TROUP COUNTY, Ga. (WRBL) — It’s been over seven months since an EF-3 tornado devastated Troup County. Since then, residents and county officials have been in the long term recovery stage – local officials saying this is anything but an overnight process.

Residents and business owners are rebuilding their community following the series of devastating tornadoes that hit Troup County earlier this year. Some of the long term recovery groups at the forefront are The Chattahoochee Fuller Center Project and the United Way of West Georgia.

Many of the homes in the affected area are uninsured. Troup County EMA Director, Zac Steele, says donations and local grants have made a positive impact in this slow process.

They come in and they provide food to some of these residents as well as any sort of resources they can get.
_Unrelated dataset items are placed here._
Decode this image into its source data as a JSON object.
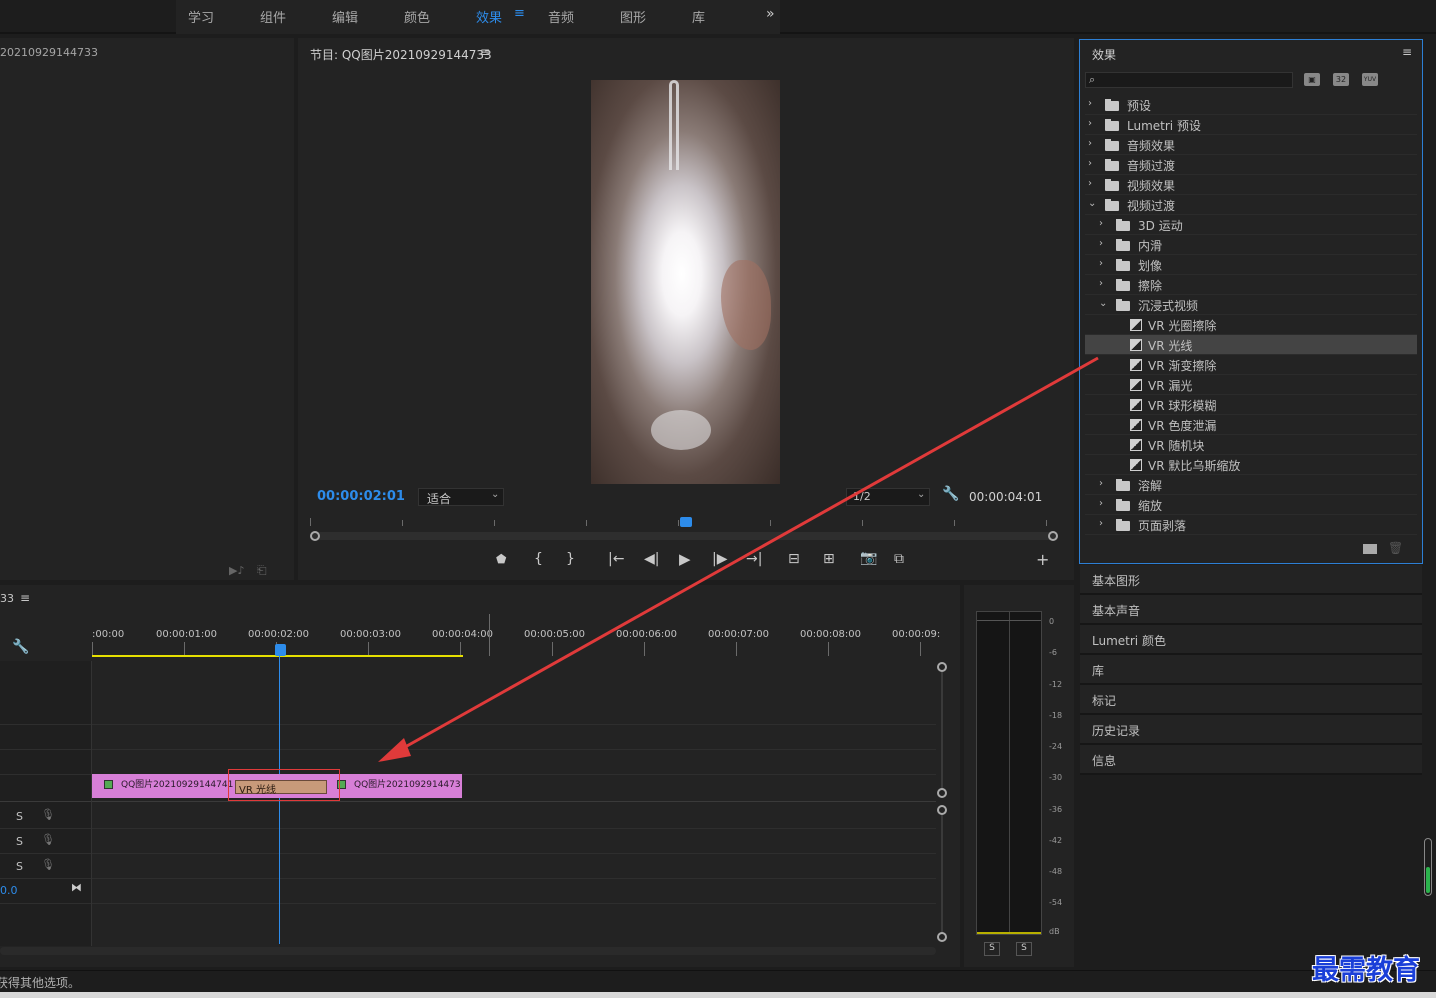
{
  "workspace_tabs": [
    "学习",
    "组件",
    "编辑",
    "颜色",
    "效果",
    "音频",
    "图形",
    "库"
  ],
  "workspace_active_index": 4,
  "workspace_more": "»",
  "source_panel": {
    "title": "20210929144733"
  },
  "program_monitor": {
    "title": "节目: QQ图片20210929144733",
    "menu_icon": "≡",
    "timecode_current": "00:00:02:01",
    "zoom": "适合",
    "resolution": "1/2",
    "timecode_duration": "00:00:04:01"
  },
  "effects_panel": {
    "title": "效果",
    "menu_icon": "≡",
    "search_placeholder": "",
    "badges": [
      "32",
      "YUV"
    ],
    "tree": [
      {
        "label": "预设",
        "level": 0,
        "kind": "preset-folder",
        "expanded": false
      },
      {
        "label": "Lumetri 预设",
        "level": 0,
        "kind": "preset-folder",
        "expanded": false
      },
      {
        "label": "音频效果",
        "level": 0,
        "kind": "folder",
        "expanded": false
      },
      {
        "label": "音频过渡",
        "level": 0,
        "kind": "folder",
        "expanded": false
      },
      {
        "label": "视频效果",
        "level": 0,
        "kind": "folder",
        "expanded": false
      },
      {
        "label": "视频过渡",
        "level": 0,
        "kind": "folder",
        "expanded": true
      },
      {
        "label": "3D 运动",
        "level": 1,
        "kind": "folder",
        "expanded": false
      },
      {
        "label": "内滑",
        "level": 1,
        "kind": "folder",
        "expanded": false
      },
      {
        "label": "划像",
        "level": 1,
        "kind": "folder",
        "expanded": false
      },
      {
        "label": "擦除",
        "level": 1,
        "kind": "folder",
        "expanded": false
      },
      {
        "label": "沉浸式视频",
        "level": 1,
        "kind": "folder",
        "expanded": true
      },
      {
        "label": "VR 光圈擦除",
        "level": 2,
        "kind": "effect"
      },
      {
        "label": "VR 光线",
        "level": 2,
        "kind": "effect",
        "selected": true
      },
      {
        "label": "VR 渐变擦除",
        "level": 2,
        "kind": "effect"
      },
      {
        "label": "VR 漏光",
        "level": 2,
        "kind": "effect"
      },
      {
        "label": "VR 球形模糊",
        "level": 2,
        "kind": "effect"
      },
      {
        "label": "VR 色度泄漏",
        "level": 2,
        "kind": "effect"
      },
      {
        "label": "VR 随机块",
        "level": 2,
        "kind": "effect"
      },
      {
        "label": "VR 默比乌斯缩放",
        "level": 2,
        "kind": "effect"
      },
      {
        "label": "溶解",
        "level": 1,
        "kind": "folder",
        "expanded": false
      },
      {
        "label": "缩放",
        "level": 1,
        "kind": "folder",
        "expanded": false
      },
      {
        "label": "页面剥落",
        "level": 1,
        "kind": "folder",
        "expanded": false
      }
    ]
  },
  "side_panels": [
    "基本图形",
    "基本声音",
    "Lumetri 颜色",
    "库",
    "标记",
    "历史记录",
    "信息"
  ],
  "timeline": {
    "title": "33",
    "menu_icon": "≡",
    "ruler": [
      ":00:00",
      "00:00:01:00",
      "00:00:02:00",
      "00:00:03:00",
      "00:00:04:00",
      "00:00:05:00",
      "00:00:06:00",
      "00:00:07:00",
      "00:00:08:00",
      "00:00:09:"
    ],
    "clip_a": "QQ图片20210929144741",
    "clip_b": "QQ图片2021092914473",
    "transition": "VR 光线",
    "audio_track_s": [
      "S",
      "S",
      "S"
    ],
    "master_value": "0.0"
  },
  "audio_meter": {
    "scale": [
      "0",
      "-6",
      "-12",
      "-18",
      "-24",
      "-30",
      "-36",
      "-42",
      "-48",
      "-54",
      "dB"
    ],
    "solo_buttons": [
      "S",
      "S"
    ]
  },
  "status_bar": "获得其他选项。",
  "watermark": "最需教育",
  "colors": {
    "accent": "#2d8ceb",
    "clip": "#d77fd7",
    "transition": "#c89a7a",
    "arrow": "#e03a3a",
    "panel_outline": "#2d7fd4"
  }
}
In this particular area here, you had a substantial number of homes that were severely destroyed and damaged when that assessment came through. So it’s not something that they can just do away with overnight. They have to tear these down. They have to remodel them. So it’s a very lengthy process.

Zac Steele, Troup County EMA Director

While the county didn’t quite meet the eligibility requirements for federal assistance, Steele says the department is preparing for future storms ahead.

We are always going to continue to do what we can. And obviously with the stronger than normal El Nino coming in, we’re going to see a more wet winter that can also bring in more storms. And the peak storm season being February through May, you can see a secondary one right before that. So it’s our job to make sure that we remain proactive and preparing our response capabilities for the citizens of Troup County.

Zac Steele, Troup County EMA Director

Steele recommends citizens should remain diligent this winter, checking any weather apps and download Civic Ready, the mass notification system Troup County officials use to send out emergency alerts.